Joel Beinin, professeur à l’université de Stanford et spécialiste des mouvements syndicaux en Égypte et dans l’ensemble du monde arabe, a précédemment écrit que, en dépit du monopole exercé par l’ETUF, et malgré les divisions internes et le manque de ressources, le mouvement syndical indépendant «organisait des grèves très médiatisées qui ont placé les exigences des travailleurs, en matière de respect des droits à la liberté syndicale et à la négociation collective, directement au programme politique de l’Égypte».

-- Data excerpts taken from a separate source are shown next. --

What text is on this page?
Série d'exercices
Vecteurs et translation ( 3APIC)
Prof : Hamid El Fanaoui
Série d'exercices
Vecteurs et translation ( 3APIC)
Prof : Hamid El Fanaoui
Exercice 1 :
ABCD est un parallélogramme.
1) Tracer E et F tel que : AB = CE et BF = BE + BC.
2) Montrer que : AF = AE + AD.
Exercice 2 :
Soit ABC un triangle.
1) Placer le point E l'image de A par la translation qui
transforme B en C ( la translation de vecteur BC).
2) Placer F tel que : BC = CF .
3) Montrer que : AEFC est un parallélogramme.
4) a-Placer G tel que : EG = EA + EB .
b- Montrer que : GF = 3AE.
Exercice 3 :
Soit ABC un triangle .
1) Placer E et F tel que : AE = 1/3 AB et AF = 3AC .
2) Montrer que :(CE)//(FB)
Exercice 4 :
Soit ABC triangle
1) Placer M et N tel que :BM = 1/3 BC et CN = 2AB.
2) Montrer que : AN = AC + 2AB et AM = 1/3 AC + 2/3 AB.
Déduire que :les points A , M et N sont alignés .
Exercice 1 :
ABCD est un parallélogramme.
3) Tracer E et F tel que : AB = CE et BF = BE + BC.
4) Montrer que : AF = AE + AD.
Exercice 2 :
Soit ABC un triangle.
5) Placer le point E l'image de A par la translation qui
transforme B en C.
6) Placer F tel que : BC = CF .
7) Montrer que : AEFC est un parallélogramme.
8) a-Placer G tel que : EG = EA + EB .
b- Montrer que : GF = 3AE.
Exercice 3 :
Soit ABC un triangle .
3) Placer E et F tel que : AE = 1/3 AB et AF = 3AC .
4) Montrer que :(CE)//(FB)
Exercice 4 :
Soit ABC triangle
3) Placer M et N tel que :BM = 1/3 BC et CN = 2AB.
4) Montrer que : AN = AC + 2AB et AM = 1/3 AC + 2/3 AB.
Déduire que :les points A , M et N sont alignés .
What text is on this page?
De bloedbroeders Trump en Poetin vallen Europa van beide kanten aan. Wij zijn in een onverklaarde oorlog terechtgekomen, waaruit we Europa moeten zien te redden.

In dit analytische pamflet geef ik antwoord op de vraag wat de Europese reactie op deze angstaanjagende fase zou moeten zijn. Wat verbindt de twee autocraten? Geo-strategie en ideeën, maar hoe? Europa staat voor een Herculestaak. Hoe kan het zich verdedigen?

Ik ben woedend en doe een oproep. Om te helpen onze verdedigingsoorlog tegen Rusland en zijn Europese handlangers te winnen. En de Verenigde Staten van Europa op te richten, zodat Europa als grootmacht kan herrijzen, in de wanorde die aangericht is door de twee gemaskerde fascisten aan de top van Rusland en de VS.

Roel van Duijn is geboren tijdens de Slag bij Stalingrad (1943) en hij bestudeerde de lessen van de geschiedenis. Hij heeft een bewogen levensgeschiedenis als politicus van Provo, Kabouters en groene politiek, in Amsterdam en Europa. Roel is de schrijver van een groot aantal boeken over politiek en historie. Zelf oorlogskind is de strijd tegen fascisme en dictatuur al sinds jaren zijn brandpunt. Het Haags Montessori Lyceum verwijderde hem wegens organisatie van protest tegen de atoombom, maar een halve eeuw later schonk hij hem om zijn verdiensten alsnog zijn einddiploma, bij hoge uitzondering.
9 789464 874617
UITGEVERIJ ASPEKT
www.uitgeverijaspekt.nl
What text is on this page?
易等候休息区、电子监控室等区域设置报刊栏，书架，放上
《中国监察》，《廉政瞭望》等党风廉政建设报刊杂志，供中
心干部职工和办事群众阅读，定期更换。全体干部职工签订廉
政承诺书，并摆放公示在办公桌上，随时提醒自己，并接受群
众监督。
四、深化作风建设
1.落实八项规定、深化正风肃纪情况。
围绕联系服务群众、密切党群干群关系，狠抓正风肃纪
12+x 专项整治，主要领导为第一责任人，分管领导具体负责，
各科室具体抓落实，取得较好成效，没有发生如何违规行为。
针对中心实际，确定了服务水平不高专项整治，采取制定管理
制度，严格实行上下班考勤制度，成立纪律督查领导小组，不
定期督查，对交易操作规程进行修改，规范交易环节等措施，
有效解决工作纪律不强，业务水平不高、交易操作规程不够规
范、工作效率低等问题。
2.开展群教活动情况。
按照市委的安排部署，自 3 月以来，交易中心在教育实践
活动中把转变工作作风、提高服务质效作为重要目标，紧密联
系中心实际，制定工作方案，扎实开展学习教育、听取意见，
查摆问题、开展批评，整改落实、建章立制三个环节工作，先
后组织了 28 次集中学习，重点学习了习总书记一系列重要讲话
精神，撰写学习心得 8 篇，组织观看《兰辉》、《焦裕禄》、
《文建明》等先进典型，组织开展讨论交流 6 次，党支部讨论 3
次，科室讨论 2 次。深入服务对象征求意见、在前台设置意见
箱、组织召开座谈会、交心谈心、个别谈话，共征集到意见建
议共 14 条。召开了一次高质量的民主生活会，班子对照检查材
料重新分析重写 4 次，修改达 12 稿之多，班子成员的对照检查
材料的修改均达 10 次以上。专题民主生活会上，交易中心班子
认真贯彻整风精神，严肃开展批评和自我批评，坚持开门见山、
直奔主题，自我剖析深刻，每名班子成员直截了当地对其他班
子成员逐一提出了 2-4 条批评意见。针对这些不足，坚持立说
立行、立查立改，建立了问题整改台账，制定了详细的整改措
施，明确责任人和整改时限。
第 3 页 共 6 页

Par ailleurs, Marie Duboc, professeur à l’université de Tübingen, signale à Equal Times que «le nombre croissant de syndicats indépendants depuis 2011 révèle l’importance du rôle que jouent les syndicats pour représenter des groupes sociaux très variés, notamment des groupes qui n’étaient pas représentés auparavant au sein de l’ETUF».
Elle ajoute toutefois que «la création de centaines de syndicats et de plusieurs fédérations… n’a pas abouti à la reconnaissance du pluralisme syndical».
Les dernières déclarations de l’OIT arrivent à un moment où l’Égypte subit une pression de plus en plus forte suite au meurtre du jeune doctorant italien Giulio Regeni, qui, selon de nombreuses personnes, a été arrêté, torturé et tué par les services de sécurité égyptiens. Au moment de sa mort, Regeni réalisait une étude sur les syndicats en Égypte. Son corps, qui portait de terribles marques de torture, a été retrouvé au bord d’une route entre Le Caire et Alexandrie le 4 février, une semaine après le signalement de sa disparition.
Lors de la session du Conseil d’administration de l’OIT en mars concernant « la menace pour les droits de l’homme et les droits syndicaux en Égypte », le groupe des travailleurs a fait part de son indignation face à la mort de Regeni. Ryder, le directeur général de l’OIT, a exhorté le gouvernement égyptien à «faire immédiatement toute la lumière sur les circonstances» du décès de Regeni.
L’Italie a récemment rappelé son ambassadeur suite à cette affaire, pour les besoins d’une «évaluation urgente» des mesures à prendre pour «établir la vérité sur le meurtre barbare de Giulio Regeni», a indiqué la BBC.
Cet article a été traduit de l’anglais.